Saudi Arabia Is about to Go Bankrupt
Saudi Arabia is to decide whether to increase domestic oil and electricity prices at the end of the month which could risk a recession, Reuters reported.
The government of Saudi Arabia is delaying its decision over energy prices in a bid to complete designing a system of cash flow to lower income households, to compensate for austerity in the Kingdom.
Saudi Arabia’s dependency on oil exports has impacted the economy, in a market that has plummeted in recent times across the Middle East. Low oil prices in the Kingdom have triggered a deficit, amid reliance on oil exports.
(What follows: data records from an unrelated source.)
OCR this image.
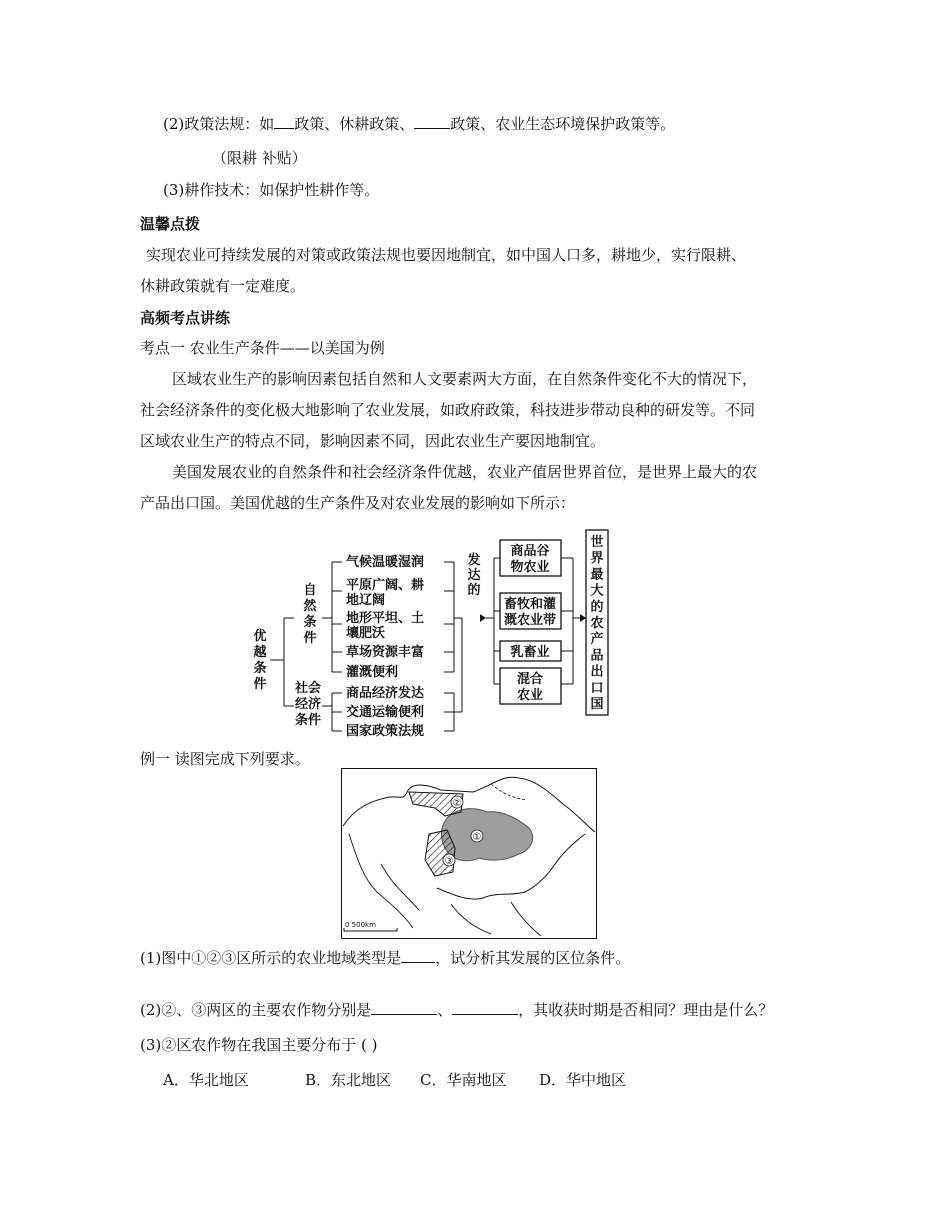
(2)政策法规：如 政策、休耕政策、 政策、农业生态环境保护政策等。
（限耕 补贴）
(3)耕作技术：如保护性耕作等。
温馨点拨
实现农业可持续发展的对策或政策法规也要因地制宜，如中国人口多，耕地少，实行限耕、
休耕政策就有一定难度。
高频考点讲练
考点一 农业生产条件——以美国为例
区域农业生产的影响因素包括自然和人文要素两大方面，在自然条件变化不大的情况下，
社会经济条件的变化极大地影响了农业发展，如政府政策，科技进步带动良种的研发等。不同
区域农业生产的特点不同，影响因素不同，因此农业生产要因地制宜。
美国发展农业的自然条件和社会经济条件优越，农业产值居世界首位，是世界上最大的农
产品出口国。美国优越的生产条件及对农业发展的影响如下所示：
优
越
条
件
自
然
条
件
社会
经济
条件
气候温暖湿润
平原广阔、耕
地辽阔
地形平坦、土
壤肥沃
草场资源丰富
灌溉便利
商品经济发达
交通运输便利
国家政策法规
发
达
的
商品谷
物农业
畜牧和灌
溉农业带
乳畜业
混合
农业
世
界
最
大
的
农
产
品
出
口
国
例一 读图完成下列要求。
①
②
③
0 500km
(1)图中①②③区所示的农业地域类型是 ，试分析其发展的区位条件。
(2)②、③两区的主要农作物分别是	、	，其收获时期是否相同？理由是什么？
(3)②区农作物在我国主要分布于 ( )
A．华北地区	B．东北地区 C．华南地区 D．华中地区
Officials indicated an increase in subsidised energy prices in mid-2017, along with water price reforms that would have saved Saudi Arabia $7.7 billion this year.
The forecast was premature, as the non-oil sector expanded only 0.6 per cent year-on-year in the second quarter, casting doubt on the International Monetary Fund’s forecast of 1.7 per cent non-oil growth this year.
A five per cent value added tax is planned to be implemented by January 2018 across Saudi Arabia, which will be a severe change for the country. Economic reforms planned for the country may delay the hike in oil prices, as officials decide whether to increase or keep energy prices the same.
Saudi Arabia’s engagement in the its war on Yemen has also taken its toll on the country’s economy and national spending.
Saudi Arabia has been leading a coalition of Arab states in Yemen since March 2015.
The sale of shares in Saudi Arabia’s national oil company Aramco may rescind delays in energy reforms, freeing up deficit in the country. Saudi Arabia envisages a bare minimum of two trillion dollars valuation for the company, although oil price figures require stability before the end of 2018 when sales go live to potential buyers.